Rivals of Democratic House Floor Leader Yousef Rabhi received more than $50,000 in contributions from DTE Energy, Consumers Energy, ITC Holdings and SEMCO, U.S. Energy News reported. These candidates are in the same political party, but have revealed more friendly policy positions when it comes to energy and regulation.
Rabhi is an outspoken critic of the industry and fought legislation in 2016 that would go on to limit the expansion of solar energy and co-sponsored legislation that would reverse some aspects of the bill that was passed in 2016. He also vocally refuses support from utilities when it comes to monetary donations.
“It’s another example of the utility industry spending money to make sure that its agenda is in some ways protected in statehouses," Matt Kasper, research director with the Energy & Policy Institute, told U.S. Energy News.

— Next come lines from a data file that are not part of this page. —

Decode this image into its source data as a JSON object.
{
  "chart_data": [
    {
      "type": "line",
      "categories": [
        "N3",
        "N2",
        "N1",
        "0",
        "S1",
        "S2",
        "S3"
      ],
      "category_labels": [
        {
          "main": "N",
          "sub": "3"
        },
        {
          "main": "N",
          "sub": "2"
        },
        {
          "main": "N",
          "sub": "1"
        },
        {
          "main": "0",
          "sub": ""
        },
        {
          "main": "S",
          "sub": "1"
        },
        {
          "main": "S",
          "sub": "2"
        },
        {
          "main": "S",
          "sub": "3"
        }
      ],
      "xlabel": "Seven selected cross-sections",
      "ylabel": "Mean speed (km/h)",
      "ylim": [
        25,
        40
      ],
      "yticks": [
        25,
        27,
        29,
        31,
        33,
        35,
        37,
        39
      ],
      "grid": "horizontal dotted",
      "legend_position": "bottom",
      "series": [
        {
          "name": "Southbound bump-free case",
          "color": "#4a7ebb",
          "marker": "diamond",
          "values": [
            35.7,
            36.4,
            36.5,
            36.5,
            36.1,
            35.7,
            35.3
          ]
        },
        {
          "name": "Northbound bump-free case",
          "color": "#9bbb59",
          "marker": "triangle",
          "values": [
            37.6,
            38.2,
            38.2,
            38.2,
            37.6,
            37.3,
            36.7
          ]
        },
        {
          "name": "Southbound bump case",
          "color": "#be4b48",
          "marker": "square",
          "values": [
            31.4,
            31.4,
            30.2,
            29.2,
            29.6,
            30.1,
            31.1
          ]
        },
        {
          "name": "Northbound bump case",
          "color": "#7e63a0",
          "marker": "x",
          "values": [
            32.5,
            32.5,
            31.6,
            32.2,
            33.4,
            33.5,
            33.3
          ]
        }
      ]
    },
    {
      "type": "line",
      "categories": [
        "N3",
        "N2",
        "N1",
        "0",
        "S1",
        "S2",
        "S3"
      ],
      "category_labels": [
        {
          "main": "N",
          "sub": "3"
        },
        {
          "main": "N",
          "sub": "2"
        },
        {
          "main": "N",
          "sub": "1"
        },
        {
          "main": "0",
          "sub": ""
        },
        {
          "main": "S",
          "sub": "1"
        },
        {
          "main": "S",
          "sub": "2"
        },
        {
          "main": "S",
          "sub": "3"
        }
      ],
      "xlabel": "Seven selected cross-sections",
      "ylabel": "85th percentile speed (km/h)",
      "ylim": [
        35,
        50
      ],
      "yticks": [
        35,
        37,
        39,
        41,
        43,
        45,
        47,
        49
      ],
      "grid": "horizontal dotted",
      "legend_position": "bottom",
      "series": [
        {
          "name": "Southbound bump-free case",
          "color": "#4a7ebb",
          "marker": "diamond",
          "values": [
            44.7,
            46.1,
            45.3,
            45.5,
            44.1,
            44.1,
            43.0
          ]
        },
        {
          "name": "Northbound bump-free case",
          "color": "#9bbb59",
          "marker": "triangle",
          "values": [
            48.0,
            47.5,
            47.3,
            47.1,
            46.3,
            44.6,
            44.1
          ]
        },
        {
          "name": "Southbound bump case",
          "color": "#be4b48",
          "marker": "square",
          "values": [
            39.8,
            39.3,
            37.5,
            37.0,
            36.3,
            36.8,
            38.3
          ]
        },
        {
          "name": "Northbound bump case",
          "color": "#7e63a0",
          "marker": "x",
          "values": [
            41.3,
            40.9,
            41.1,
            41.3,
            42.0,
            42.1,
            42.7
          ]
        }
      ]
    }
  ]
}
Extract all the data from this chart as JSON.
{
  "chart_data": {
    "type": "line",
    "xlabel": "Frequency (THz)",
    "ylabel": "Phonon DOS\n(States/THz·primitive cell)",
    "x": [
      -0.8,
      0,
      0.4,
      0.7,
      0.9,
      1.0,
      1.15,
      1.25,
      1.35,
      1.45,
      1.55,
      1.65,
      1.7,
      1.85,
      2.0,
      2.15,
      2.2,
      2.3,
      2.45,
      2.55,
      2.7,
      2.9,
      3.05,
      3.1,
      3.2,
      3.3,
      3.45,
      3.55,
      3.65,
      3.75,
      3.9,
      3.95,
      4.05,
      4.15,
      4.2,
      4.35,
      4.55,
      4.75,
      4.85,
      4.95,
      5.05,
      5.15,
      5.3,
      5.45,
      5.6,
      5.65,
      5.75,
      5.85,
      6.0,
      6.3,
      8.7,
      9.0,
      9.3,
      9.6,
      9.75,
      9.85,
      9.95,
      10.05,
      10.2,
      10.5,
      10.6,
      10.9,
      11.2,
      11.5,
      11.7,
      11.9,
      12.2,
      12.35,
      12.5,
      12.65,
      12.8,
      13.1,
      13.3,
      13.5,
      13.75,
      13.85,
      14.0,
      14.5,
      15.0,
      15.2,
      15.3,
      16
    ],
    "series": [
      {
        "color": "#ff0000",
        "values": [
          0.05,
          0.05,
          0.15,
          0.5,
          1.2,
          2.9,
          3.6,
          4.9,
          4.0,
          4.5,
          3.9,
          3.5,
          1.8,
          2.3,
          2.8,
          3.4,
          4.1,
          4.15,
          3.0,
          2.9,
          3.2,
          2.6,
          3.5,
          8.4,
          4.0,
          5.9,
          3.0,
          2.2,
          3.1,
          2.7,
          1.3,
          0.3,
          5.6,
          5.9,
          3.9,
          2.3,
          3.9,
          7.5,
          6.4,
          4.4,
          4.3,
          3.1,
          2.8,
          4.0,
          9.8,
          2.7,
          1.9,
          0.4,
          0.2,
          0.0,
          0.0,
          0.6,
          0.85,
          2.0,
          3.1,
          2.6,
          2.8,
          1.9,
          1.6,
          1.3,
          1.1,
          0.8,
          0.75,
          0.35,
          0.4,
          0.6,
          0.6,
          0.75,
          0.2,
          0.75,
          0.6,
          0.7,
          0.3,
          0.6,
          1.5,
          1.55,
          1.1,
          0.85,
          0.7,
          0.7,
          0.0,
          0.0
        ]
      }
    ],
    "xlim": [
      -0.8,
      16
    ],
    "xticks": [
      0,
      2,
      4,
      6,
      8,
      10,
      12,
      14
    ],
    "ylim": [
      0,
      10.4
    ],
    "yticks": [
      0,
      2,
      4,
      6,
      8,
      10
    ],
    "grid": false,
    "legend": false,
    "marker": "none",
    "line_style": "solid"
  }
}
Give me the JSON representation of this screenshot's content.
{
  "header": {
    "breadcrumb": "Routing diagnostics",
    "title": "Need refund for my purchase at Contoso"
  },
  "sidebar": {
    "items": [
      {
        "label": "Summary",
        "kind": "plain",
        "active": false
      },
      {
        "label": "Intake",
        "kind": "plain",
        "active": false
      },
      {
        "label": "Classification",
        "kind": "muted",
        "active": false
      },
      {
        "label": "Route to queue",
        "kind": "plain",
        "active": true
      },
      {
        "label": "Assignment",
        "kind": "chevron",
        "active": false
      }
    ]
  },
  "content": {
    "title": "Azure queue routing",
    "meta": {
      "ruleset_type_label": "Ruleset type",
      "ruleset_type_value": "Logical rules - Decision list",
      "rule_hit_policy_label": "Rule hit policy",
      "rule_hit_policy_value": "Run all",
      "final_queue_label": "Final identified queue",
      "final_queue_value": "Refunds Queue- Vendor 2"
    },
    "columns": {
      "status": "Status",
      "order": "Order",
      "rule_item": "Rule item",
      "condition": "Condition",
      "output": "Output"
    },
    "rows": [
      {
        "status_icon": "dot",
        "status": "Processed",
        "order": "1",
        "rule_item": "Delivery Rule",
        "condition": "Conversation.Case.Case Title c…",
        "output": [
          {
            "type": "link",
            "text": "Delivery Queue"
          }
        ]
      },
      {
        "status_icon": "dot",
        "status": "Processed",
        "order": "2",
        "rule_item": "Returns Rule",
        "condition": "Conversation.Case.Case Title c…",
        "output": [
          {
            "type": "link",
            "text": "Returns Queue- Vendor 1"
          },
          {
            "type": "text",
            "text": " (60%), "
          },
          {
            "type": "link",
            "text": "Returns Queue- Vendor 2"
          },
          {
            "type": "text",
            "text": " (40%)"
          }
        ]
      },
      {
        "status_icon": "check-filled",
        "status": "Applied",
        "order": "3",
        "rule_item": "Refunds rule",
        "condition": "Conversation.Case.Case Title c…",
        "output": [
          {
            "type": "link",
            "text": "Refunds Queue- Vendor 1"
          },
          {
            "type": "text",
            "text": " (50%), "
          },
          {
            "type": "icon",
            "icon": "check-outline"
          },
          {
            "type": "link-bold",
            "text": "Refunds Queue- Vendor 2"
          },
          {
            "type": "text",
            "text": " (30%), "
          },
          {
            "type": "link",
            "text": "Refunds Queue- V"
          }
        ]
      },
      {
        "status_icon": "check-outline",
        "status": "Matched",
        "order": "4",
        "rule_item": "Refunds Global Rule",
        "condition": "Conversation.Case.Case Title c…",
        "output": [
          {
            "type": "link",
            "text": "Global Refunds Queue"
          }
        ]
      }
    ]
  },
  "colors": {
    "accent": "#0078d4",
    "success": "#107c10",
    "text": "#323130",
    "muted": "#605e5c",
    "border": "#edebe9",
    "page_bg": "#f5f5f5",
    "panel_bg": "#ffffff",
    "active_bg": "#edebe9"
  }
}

The industry seeks to influence policy from the ground up by providing sizeable donations to candidates who are more sympathetic to their cause, Bridge Michigan reported. Rabhi has been a key target for the industry as he shows his unwillingness to provide the industry with handouts.
Rabhi is not the first politician that this has happened to, either. Sen. Tom Barrett experienced something similar after he also opposed the 2016 energy legislation.
Democrats are not exclusively targeted, either. Republican Garry Glenn was defeated by a candidate who received funding from utility companies after Glenn vocally opposed the utilities in the state. Utilities have millions of dollars at stake with each piece of legislation that comes through the state government.
It's not just utilities that are spending on the races. It does push specific policy priorities, Simon Schuster, director of the Michigan Campaign Finance Network said. A legislator who opposes those priorities can draw the industry's ire.